Agavé, dont la joue est rose, Antonoé
Avec la belle Inô, ceintes de verts acanthes,
Menaient trois chœurs dansants d’ascétiques Bacchantes
Sur l’âpre Kythairôn aux Mystères voué.
Elles allaient, cueillant les bourgeons des vieux chênes,
L’asphodèle, et le lierre aux ceps noirs enroulé,
Et bâtissaient, unis par ces légères chaînes,
Neuf autels pour Bakkhos et trois pour Sémélé.
Puis elles y plaçaient, selon l’ordre et le rite,
Le grain générateur et le mystique Van,
Du Dieu qu’elles aimaient la coupe favorite,
La peau du léopard et le thyrse d’Évan.
Dans un lentisque épais, par l’étroit orifice
Du feuillage, Penthée observait tout cela.
Antonoé le vit la première, et hurla,
Bouleversant du pied l’apprêt du sacrifice.
Le profane aussitôt s’enfuit épouvanté ;
Mais les femmes, nouant leurs longues draperies,
Bondissaient après lui, pareilles aux Furies,
La chevelure éparse et l’œil ensanglanté.

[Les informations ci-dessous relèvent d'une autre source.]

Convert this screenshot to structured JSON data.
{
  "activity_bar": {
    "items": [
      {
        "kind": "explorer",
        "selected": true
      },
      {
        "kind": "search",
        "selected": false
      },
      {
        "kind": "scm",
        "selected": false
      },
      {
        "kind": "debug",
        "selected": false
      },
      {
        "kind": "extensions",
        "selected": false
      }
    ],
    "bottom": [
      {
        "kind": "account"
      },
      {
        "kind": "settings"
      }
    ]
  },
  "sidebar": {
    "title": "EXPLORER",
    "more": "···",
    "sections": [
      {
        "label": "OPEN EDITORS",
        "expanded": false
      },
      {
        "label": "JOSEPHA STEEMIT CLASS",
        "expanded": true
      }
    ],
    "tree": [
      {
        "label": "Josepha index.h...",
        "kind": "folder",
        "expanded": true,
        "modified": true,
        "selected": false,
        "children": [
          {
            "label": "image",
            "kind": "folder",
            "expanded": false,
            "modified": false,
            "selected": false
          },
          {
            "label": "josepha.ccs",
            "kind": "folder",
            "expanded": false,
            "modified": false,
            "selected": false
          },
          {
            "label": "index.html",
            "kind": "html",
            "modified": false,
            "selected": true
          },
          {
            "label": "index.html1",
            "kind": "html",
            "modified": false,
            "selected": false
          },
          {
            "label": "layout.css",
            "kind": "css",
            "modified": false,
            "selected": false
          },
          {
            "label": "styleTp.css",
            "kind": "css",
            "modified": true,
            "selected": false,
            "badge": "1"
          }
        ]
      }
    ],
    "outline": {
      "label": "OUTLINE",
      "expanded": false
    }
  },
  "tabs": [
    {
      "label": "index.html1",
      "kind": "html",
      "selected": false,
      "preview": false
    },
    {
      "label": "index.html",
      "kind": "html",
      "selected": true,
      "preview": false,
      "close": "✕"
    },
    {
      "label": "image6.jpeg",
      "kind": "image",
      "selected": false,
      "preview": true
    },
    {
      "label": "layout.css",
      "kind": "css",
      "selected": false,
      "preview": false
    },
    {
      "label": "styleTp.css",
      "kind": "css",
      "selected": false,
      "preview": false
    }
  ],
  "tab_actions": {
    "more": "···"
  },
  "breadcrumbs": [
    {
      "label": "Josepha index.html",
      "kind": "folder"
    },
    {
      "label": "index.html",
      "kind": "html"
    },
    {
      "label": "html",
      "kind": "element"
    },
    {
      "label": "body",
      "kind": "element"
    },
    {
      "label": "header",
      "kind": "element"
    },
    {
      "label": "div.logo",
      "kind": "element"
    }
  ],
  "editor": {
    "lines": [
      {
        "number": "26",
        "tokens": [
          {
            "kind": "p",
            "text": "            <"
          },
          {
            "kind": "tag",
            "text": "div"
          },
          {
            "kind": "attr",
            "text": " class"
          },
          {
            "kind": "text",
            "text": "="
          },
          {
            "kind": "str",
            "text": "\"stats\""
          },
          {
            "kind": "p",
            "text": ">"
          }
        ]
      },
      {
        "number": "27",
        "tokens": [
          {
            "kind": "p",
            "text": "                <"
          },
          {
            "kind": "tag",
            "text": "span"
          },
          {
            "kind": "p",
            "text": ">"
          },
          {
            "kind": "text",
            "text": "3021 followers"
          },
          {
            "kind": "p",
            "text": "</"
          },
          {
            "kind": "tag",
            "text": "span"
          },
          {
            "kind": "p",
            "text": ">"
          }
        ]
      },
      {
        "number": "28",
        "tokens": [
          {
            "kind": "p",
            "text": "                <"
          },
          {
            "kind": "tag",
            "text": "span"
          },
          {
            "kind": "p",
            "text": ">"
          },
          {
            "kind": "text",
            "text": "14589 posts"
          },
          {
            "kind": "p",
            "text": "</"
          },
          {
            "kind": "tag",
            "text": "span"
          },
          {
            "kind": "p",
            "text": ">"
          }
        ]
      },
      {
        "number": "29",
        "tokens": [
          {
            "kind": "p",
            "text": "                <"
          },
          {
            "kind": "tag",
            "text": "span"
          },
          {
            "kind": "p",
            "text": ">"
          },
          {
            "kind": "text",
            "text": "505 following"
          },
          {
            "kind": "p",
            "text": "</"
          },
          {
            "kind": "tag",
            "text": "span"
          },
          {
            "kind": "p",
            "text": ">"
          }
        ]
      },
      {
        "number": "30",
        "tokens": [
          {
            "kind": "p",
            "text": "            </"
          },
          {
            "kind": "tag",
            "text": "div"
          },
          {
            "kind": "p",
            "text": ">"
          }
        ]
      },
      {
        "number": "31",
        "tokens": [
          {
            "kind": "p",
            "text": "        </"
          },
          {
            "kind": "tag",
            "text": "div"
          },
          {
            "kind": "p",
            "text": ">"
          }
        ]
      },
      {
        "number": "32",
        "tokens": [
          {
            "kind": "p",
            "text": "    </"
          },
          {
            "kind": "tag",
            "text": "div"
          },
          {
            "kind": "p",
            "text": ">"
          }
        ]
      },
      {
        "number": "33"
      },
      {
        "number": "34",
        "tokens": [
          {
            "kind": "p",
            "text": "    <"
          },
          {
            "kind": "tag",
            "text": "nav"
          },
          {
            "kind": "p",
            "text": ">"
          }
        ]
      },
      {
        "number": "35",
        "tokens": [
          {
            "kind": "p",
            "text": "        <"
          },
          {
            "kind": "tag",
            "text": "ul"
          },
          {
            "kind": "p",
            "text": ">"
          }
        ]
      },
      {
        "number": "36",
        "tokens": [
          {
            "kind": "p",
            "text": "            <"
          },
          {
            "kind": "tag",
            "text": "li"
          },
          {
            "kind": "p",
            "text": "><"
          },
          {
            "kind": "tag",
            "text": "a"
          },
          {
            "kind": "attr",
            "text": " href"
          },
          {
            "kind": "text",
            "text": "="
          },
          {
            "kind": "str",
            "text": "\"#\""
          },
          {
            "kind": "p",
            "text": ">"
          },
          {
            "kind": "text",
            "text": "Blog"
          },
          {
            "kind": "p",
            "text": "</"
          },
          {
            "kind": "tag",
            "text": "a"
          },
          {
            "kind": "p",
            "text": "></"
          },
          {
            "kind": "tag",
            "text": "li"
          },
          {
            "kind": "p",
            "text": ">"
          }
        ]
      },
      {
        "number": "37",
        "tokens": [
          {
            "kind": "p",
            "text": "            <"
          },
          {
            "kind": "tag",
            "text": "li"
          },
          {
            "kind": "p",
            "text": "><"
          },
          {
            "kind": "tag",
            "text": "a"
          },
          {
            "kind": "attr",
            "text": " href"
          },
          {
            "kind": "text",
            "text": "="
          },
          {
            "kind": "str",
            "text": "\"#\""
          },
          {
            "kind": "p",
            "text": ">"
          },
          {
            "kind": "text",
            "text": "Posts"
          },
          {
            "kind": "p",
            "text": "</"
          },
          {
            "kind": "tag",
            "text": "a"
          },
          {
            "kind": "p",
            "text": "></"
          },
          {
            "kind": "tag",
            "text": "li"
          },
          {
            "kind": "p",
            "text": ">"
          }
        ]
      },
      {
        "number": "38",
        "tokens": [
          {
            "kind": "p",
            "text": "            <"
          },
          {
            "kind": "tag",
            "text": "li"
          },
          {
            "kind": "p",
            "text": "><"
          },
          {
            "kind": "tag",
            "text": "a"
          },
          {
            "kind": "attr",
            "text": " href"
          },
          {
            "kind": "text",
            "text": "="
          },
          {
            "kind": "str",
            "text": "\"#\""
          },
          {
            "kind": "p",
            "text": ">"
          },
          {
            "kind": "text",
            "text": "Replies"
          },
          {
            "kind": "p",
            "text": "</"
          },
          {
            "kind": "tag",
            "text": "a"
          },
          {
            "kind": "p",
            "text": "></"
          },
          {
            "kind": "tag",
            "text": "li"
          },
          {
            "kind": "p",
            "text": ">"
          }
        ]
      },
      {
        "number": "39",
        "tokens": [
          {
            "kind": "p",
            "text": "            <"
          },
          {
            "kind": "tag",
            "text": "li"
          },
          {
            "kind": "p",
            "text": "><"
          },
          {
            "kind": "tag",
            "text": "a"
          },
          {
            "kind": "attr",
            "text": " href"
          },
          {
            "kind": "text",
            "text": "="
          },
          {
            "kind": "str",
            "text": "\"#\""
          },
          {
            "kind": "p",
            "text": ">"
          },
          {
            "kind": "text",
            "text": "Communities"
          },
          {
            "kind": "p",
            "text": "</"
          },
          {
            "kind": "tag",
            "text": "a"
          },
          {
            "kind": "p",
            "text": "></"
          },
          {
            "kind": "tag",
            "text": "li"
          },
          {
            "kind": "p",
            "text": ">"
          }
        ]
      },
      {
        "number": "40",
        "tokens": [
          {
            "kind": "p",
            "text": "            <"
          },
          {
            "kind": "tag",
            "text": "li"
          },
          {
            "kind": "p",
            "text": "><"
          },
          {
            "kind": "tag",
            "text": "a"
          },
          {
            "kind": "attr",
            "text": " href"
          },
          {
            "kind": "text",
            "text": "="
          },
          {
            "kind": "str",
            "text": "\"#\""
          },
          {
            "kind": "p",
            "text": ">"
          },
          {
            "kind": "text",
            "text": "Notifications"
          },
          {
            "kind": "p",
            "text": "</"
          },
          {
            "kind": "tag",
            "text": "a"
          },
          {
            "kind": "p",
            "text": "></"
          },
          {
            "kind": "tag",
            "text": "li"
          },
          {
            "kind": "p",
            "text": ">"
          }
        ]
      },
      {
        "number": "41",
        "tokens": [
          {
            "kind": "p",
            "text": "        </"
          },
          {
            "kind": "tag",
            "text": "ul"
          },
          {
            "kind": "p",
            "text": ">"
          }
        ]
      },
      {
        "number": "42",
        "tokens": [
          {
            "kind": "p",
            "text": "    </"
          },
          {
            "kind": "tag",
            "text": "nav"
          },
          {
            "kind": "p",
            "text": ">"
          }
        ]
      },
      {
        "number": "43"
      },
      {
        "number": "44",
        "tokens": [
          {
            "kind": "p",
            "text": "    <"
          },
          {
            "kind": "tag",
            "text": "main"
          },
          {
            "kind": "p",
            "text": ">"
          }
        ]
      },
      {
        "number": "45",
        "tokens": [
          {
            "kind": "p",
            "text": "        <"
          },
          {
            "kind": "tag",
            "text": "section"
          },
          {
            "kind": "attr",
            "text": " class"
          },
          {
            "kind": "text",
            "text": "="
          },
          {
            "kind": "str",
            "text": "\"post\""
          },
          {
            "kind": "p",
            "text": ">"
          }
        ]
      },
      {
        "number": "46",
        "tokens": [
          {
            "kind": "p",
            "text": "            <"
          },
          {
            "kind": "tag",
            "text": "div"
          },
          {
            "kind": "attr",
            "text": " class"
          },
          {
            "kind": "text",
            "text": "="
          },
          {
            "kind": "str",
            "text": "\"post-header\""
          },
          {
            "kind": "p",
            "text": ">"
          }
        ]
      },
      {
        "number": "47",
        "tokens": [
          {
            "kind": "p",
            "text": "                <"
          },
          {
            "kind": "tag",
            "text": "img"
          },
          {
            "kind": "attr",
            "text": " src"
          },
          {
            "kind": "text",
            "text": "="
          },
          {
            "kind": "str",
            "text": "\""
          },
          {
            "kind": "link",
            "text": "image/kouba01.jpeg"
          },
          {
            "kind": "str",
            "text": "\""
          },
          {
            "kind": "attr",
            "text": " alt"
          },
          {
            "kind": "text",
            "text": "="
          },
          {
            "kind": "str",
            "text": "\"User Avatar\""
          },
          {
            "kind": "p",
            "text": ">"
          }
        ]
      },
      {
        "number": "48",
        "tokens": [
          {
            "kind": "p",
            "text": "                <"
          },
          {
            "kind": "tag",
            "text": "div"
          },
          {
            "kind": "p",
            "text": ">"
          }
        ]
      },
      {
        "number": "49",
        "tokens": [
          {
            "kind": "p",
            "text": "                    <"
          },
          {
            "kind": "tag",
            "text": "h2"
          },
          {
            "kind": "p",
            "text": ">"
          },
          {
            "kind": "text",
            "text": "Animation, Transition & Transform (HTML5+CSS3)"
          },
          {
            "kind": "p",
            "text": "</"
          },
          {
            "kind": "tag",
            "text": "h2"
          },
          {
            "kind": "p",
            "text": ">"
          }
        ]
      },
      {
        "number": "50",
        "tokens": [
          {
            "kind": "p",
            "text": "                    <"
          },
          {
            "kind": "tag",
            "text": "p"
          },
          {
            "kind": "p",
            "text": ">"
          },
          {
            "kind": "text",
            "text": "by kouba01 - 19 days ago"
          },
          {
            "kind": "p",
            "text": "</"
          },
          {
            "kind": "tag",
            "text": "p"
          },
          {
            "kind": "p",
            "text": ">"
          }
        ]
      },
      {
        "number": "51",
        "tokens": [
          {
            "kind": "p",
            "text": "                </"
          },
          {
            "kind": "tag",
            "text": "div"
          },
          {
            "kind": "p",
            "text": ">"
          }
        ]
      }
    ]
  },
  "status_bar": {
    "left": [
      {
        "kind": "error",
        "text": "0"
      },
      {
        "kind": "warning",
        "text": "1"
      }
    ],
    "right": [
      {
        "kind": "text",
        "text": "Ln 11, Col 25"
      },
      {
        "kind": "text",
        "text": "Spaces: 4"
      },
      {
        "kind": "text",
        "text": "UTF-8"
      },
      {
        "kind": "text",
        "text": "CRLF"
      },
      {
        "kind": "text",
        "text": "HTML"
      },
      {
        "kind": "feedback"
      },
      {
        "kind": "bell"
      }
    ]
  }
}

— D’où vient que la fureur en vos regards éclate,
Ô femmes ? criait-il ; pourquoi me suivre ainsi ?
Et de l’ongle et des dents toutes trois l’ont saisi :
L’une arrache du coup l’épaule et l’omoplate ;
Agavé frappe au cœur le fils qui lui fut cher ;
Inô coupe la tête ; et, vers le soir, dans Thèbe,
Ayant chassé cette Âme au plus noir de l’Erèbe,
Elles rentraient, traînant quelques lambeaux de chair.
Malheur à l’insensé que le désir consume
De toucher à l’autel de la main ou des yeux !
Qu’il soit comme un bouc vil sous le couteau qui fume,
Etant né pour ramper, non pour chanter les Dieux !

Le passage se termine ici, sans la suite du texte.